Sept. 11, 2001 was still a fresh wound. I was as emotionally scarred by that day as any American who had not suffered a direct personal loss on that awful, awful day. Emotionally, I was supercharged.

I was listening to the radio while I am driving. Once you get south of Washington, D.C. it gets to be hard to avoid country music and so it happened that I came across a song titled “Where Were You When the World Stopped Turning?” by Alan Jackson. This is the chorus:

I’m just a singer of simple songs.

I’m not a real political man.

I watch CNN but I’m not sure I can tell you

The difference in Iraq and Iran.

But I know Jesus and I talk to God

And I remember this from when I was young.

Faith, Hope and Love are some good things He gave us.

And the greatest is Love.

I believe we listen both emotionally and intellectually and I believe I am more of an emotional listener. I listened to this song, and a dam just broke and I was sobbing uncontrollably. Suddenly, my intellect jumped in to remind me that he distinctly went out of his way to mention Jesus; always an instant turn off for me.

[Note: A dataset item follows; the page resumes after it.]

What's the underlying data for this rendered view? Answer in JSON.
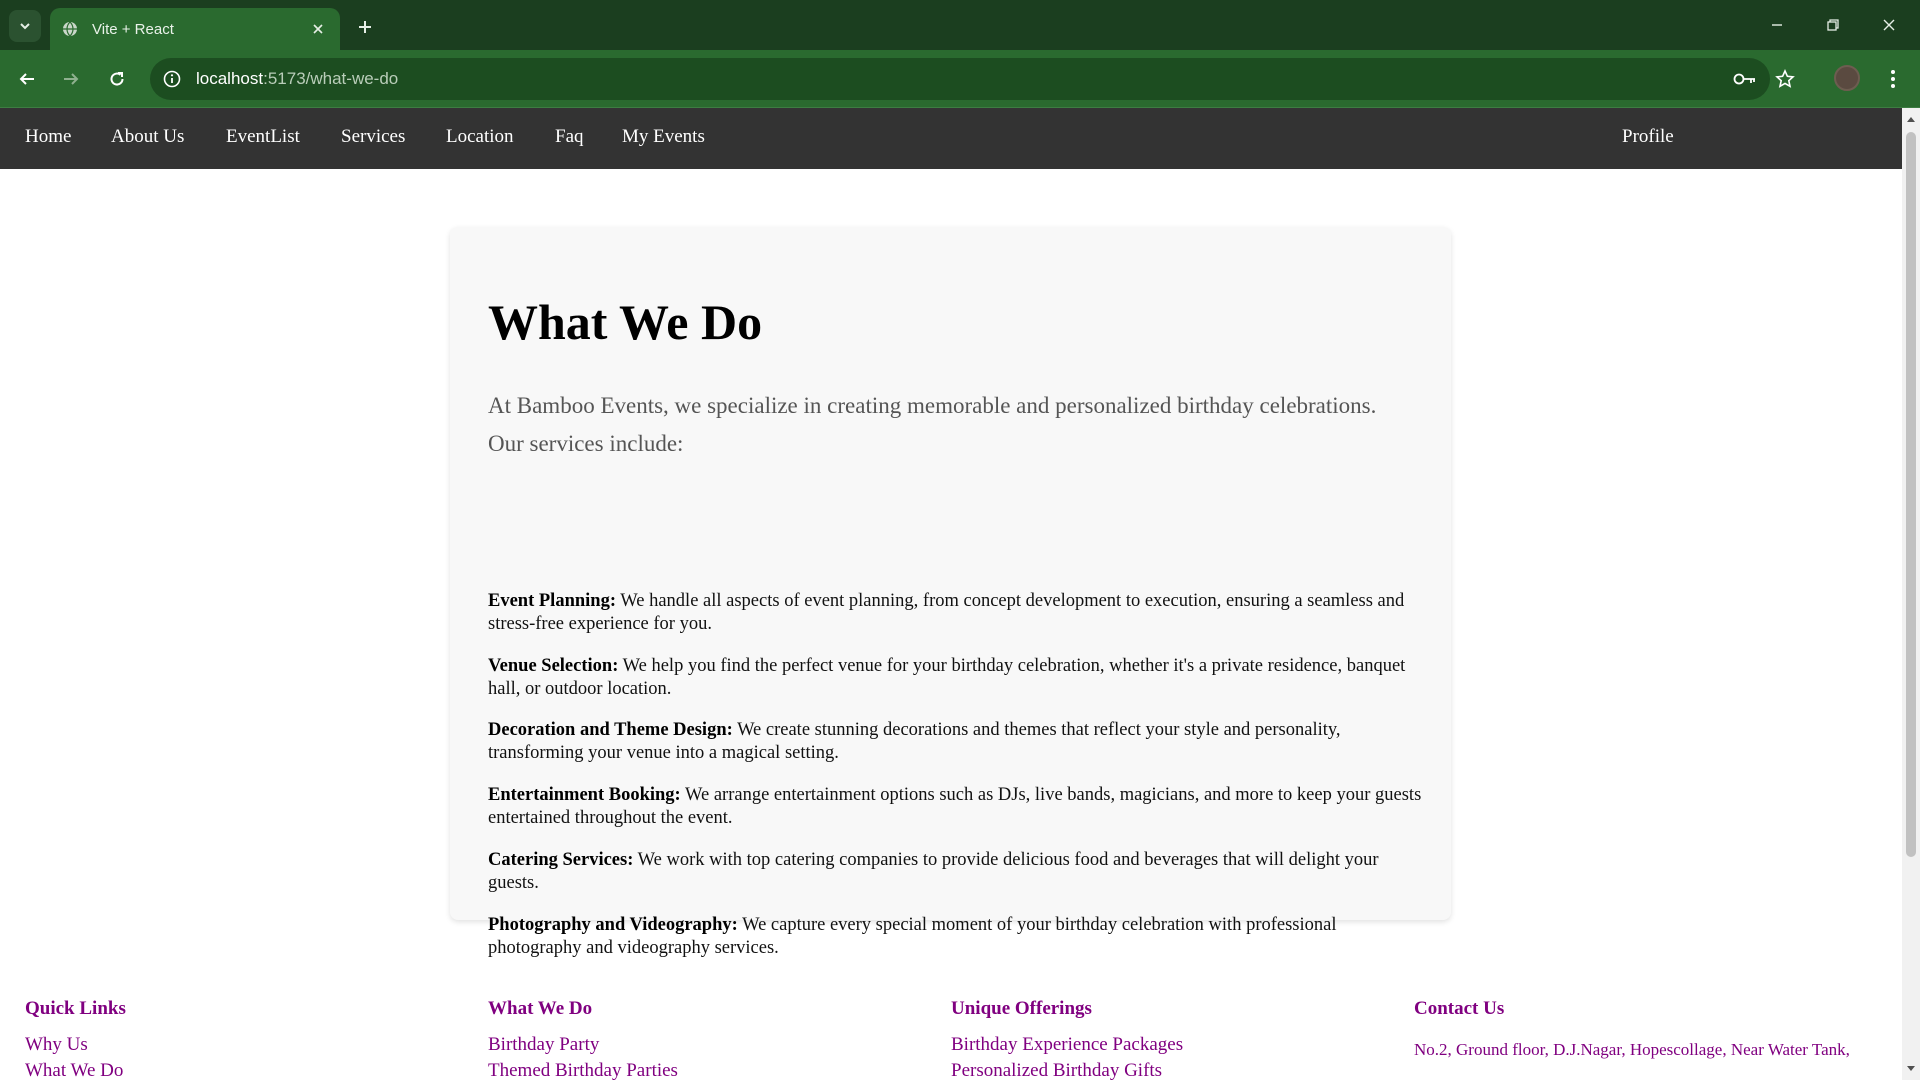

“There’s that Jesus…sticking his nose where it doesn’t belong again…”

—And then all at once I had this epiphany: if knowing Jesus brings anyone to Faith, Hope and Love I have got no problem with that, Absolutely, positively, no problem whatsoever. In that one instant I gave myself permission to love that song and its powerful emotional message.

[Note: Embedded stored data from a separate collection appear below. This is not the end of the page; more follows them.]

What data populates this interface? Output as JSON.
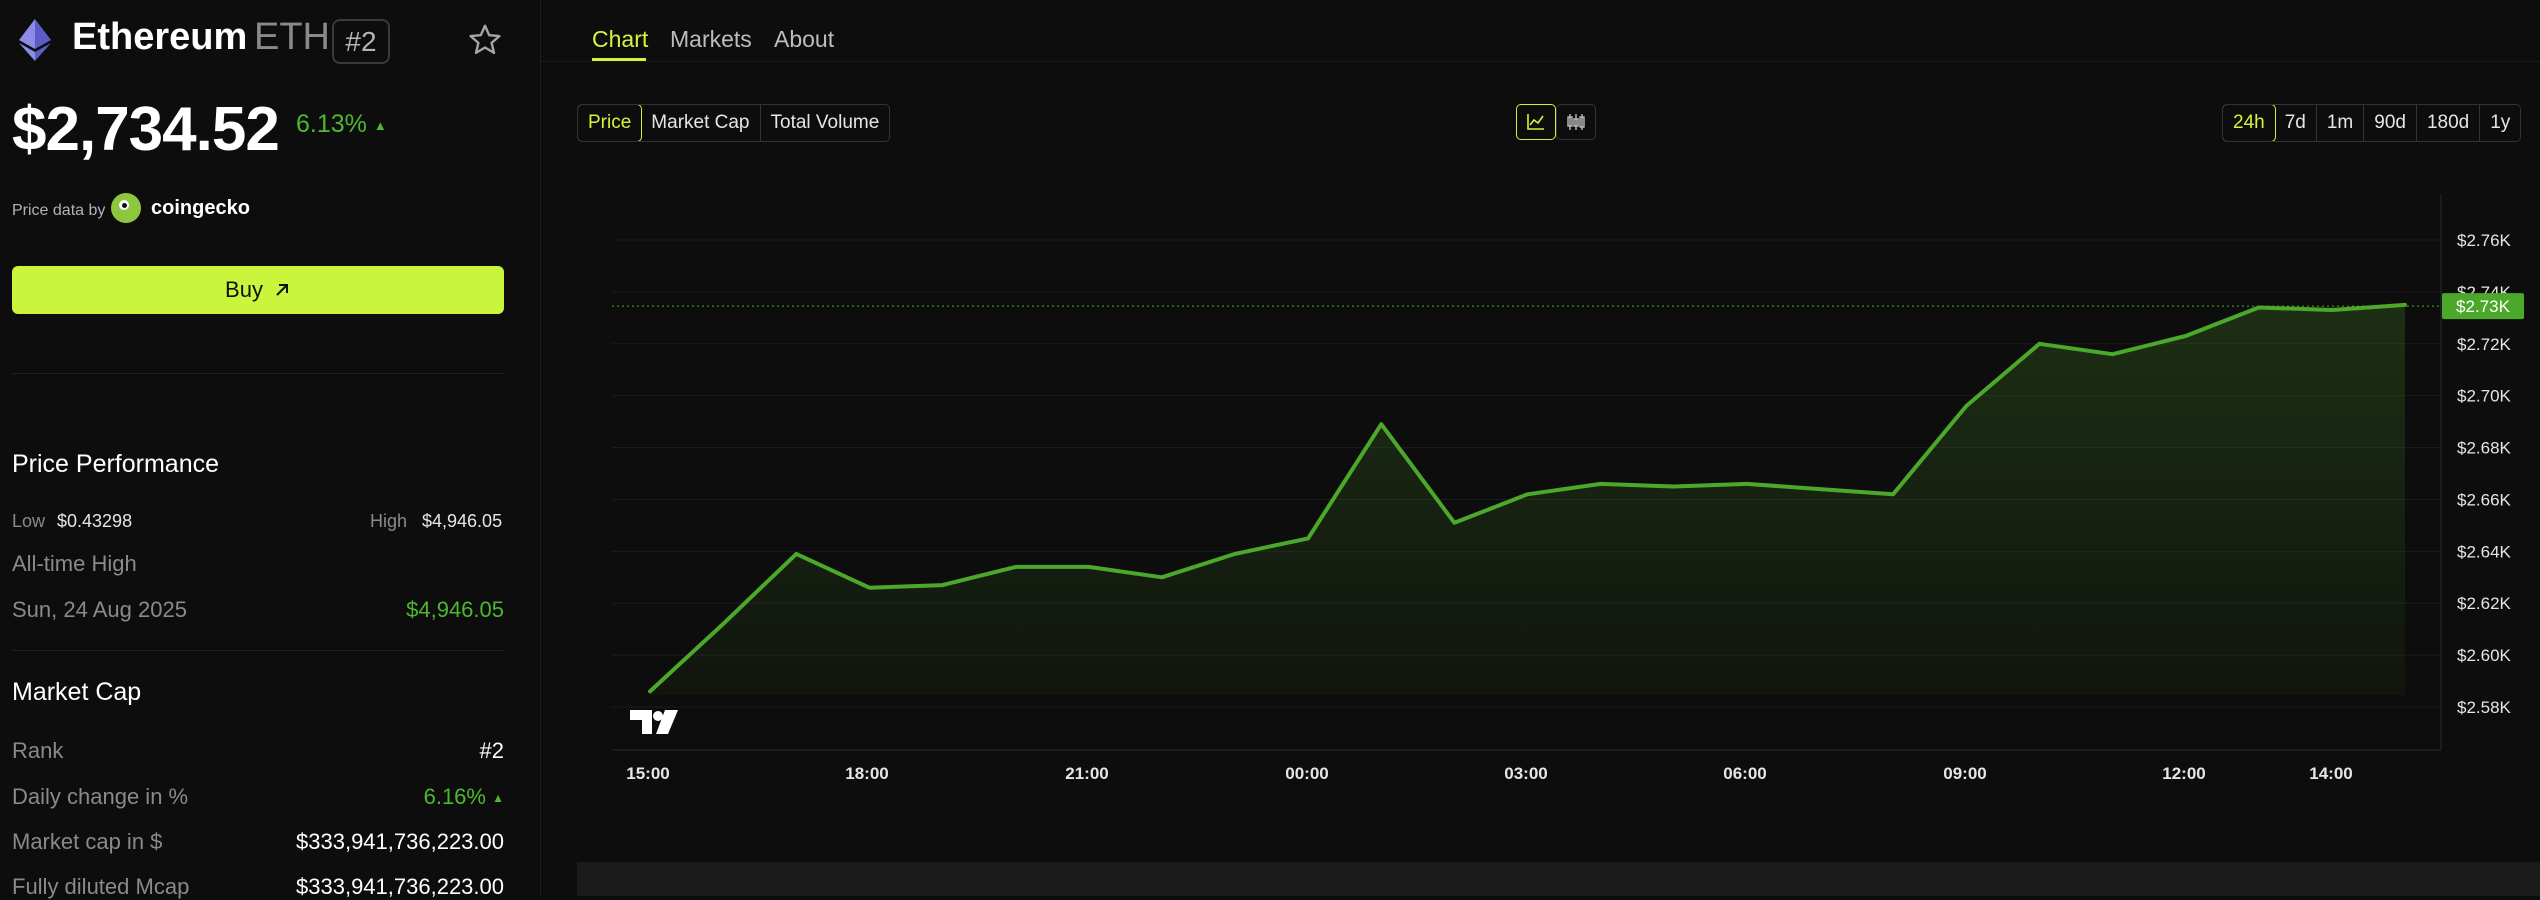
{
  "coin": {
    "name": "Ethereum",
    "symbol": "ETH",
    "rank_badge": "#2"
  },
  "price": "$2,734.52",
  "change_pct": "6.13%",
  "price_data": {
    "label": "Price data by",
    "provider": "coingecko"
  },
  "buy_label": "Buy",
  "performance": {
    "title": "Price Performance",
    "low_label": "Low",
    "low_value": "$0.43298",
    "high_label": "High",
    "high_value": "$4,946.05",
    "ath_label": "All-time High",
    "ath_date": "Sun, 24 Aug 2025",
    "ath_value": "$4,946.05"
  },
  "market_cap": {
    "title": "Market Cap",
    "rows": [
      {
        "label": "Rank",
        "value": "#2"
      },
      {
        "label": "Daily change in %",
        "value": "6.16%"
      },
      {
        "label": "Market cap in $",
        "value": "$333,941,736,223.00"
      },
      {
        "label": "Fully diluted Mcap",
        "value": "$333,941,736,223.00"
      }
    ]
  },
  "tabs": [
    "Chart",
    "Markets",
    "About"
  ],
  "metric_buttons": [
    "Price",
    "Market Cap",
    "Total Volume"
  ],
  "range_buttons": [
    "24h",
    "7d",
    "1m",
    "90d",
    "180d",
    "1y"
  ],
  "icons": {
    "chart_type_line": "line-chart-icon",
    "chart_type_candles": "candlestick-icon",
    "watermark": "tradingview-logo-icon"
  },
  "colors": {
    "accent": "#c9f53c",
    "positive": "#4cb82f",
    "line": "#4ca82a"
  },
  "chart_data": {
    "type": "area",
    "x_tick_labels": [
      "15:00",
      "18:00",
      "21:00",
      "00:00",
      "03:00",
      "06:00",
      "09:00",
      "12:00",
      "14:00"
    ],
    "y_tick_labels": [
      "$2.76K",
      "$2.74K",
      "$2.72K",
      "$2.70K",
      "$2.68K",
      "$2.66K",
      "$2.64K",
      "$2.62K",
      "$2.60K",
      "$2.58K"
    ],
    "ylim": [
      2.58,
      2.76
    ],
    "current_label": "$2.73K",
    "current_value": 2.7345,
    "series": [
      {
        "values": [
          2.586,
          2.612,
          2.639,
          2.626,
          2.627,
          2.634,
          2.634,
          2.63,
          2.639,
          2.645,
          2.689,
          2.651,
          2.662,
          2.666,
          2.665,
          2.666,
          2.664,
          2.662,
          2.696,
          2.72,
          2.716,
          2.723,
          2.734,
          2.733,
          2.735
        ]
      }
    ]
  }
}
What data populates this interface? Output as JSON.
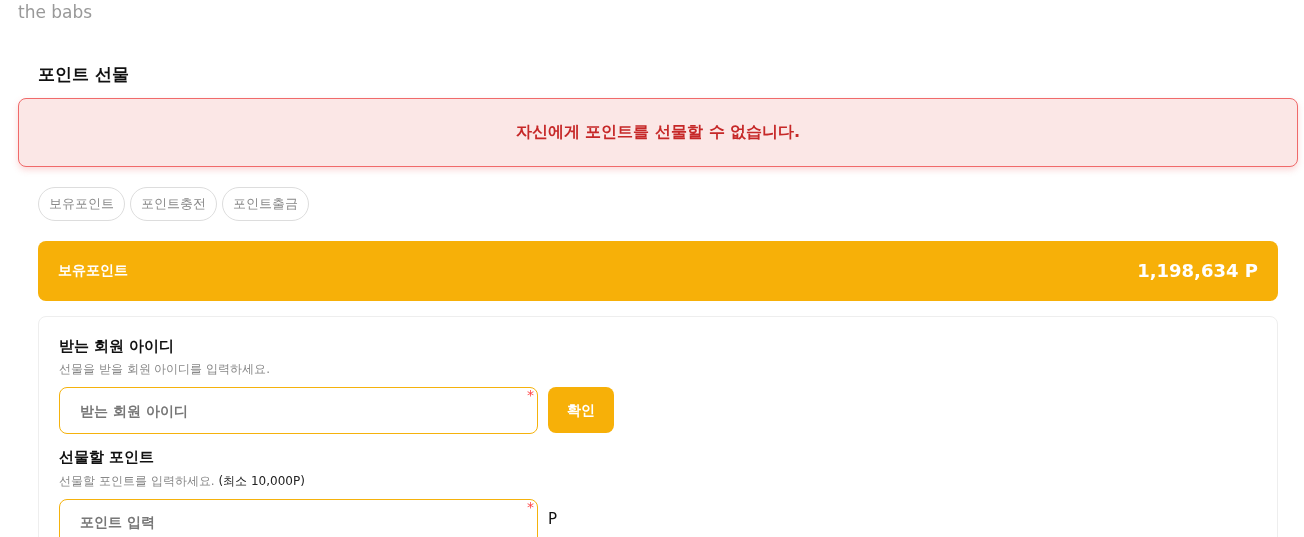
{
  "brand": "the babs",
  "page_title": "포인트 선물",
  "alert": {
    "message": "자신에게 포인트를 선물할 수 없습니다."
  },
  "tabs": [
    {
      "label": "보유포인트"
    },
    {
      "label": "포인트충전"
    },
    {
      "label": "포인트출금"
    }
  ],
  "balance": {
    "label": "보유포인트",
    "amount": "1,198,634 P"
  },
  "form": {
    "fields": [
      {
        "label": "받는 회원 아이디",
        "hint": "선물을 받을 회원 아이디를 입력하세요.",
        "placeholder": "받는 회원 아이디",
        "required_mark": "*",
        "kind": "button",
        "button": "확인"
      },
      {
        "label": "선물할 포인트",
        "hint": "선물할 포인트를 입력하세요.",
        "note": "(최소 10,000P)",
        "placeholder": "포인트 입력",
        "required_mark": "*",
        "kind": "unit",
        "unit": "P"
      }
    ]
  }
}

So then I found myself purposefully searching for country music stations just to hear that song again and I discovered country music of great beauty, complexity and emotional depth that I had no  idea existed. I had always dismissed country music as being only twangy songs about beer and pickup trucks. I was wrong, and I went on to find many great country songs and songs from different faith-based musical genres to love. And all the Christmas songs I had hated suddenly became wonderful.

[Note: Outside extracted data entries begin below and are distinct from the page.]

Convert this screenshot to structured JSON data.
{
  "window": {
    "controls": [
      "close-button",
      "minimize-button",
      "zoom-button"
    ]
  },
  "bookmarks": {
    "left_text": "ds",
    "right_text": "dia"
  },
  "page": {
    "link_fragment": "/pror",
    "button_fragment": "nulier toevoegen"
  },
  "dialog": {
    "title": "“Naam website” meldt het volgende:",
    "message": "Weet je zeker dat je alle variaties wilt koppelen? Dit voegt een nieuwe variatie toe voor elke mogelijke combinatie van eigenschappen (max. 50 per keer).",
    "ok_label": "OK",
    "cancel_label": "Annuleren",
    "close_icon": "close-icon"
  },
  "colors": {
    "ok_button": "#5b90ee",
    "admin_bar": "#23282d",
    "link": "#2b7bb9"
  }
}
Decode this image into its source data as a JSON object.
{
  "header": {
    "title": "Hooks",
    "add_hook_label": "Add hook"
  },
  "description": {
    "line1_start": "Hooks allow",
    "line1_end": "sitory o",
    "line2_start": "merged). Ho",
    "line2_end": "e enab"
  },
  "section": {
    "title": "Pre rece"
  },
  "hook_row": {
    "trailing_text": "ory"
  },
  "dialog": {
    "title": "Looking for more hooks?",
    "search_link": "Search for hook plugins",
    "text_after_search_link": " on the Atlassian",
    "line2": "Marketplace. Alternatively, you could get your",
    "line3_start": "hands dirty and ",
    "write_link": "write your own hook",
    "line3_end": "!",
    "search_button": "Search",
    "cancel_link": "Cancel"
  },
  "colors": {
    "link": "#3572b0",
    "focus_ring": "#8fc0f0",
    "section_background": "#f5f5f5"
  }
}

But that still did not take me to Christmas music in July. For that I needed to discover The Trans Siberian Orchestra (TSO). In Copper #31 I praised TSO’s non Christmas music but it was through their Christmas music that I first fell in love with them. The first TSO album I acquired and  the first one I’d recommend to anyone interested in checking out TSO for themselves is The Lost Christmas Eve. It’s 23 tracks of original compositions and exciting remakes of existing Christmas classics. To me it is all good. To me it is all great!  But I’ll just pick out 2 and leave you to decide what you think for yourself. Once again I feel compelled to recommend these songs be reproduced on a stereo capable of presenting them in the large and overpowering manner in which, I’ll argue, they should be heard.

First is the 3rd track. “Christmas Dreams”. It is forever my wife’s song; especially at Christmas but also throughout the year. It is a big, loud, powerful love song from me to her. I am an emotional listener, and this song is an emotional powerhouse. All I can say is that you can listen for yourself and let the song take you where it will. Songs like this are mini-symphonic masterpieces.

 

Jumping to the other end of the album is a very special and religious song: “What Child Is This?” If this rendering sacrifices some sweetness it more that compensates for that with straightforward emotional force. For me it is a big, powerful, emotionally dark sounding love song to Jesus. The innocent birth, the saintly courage, the life lived truthfully and bravely and finally the pain and suffering on the Cross. I’ll suggest listening to the track before it first. It makes for a great intro, It is only one minute, and besides that I am a sucker for bells and chimes.

 

 

“Have a very merry Christmas,” sings Yoko Ono, “and a happy New Year. Let’s hope it’s a good one, without any fear”

Happy Hanukkah, too. May all beings be happy, at peace, and free from suffering.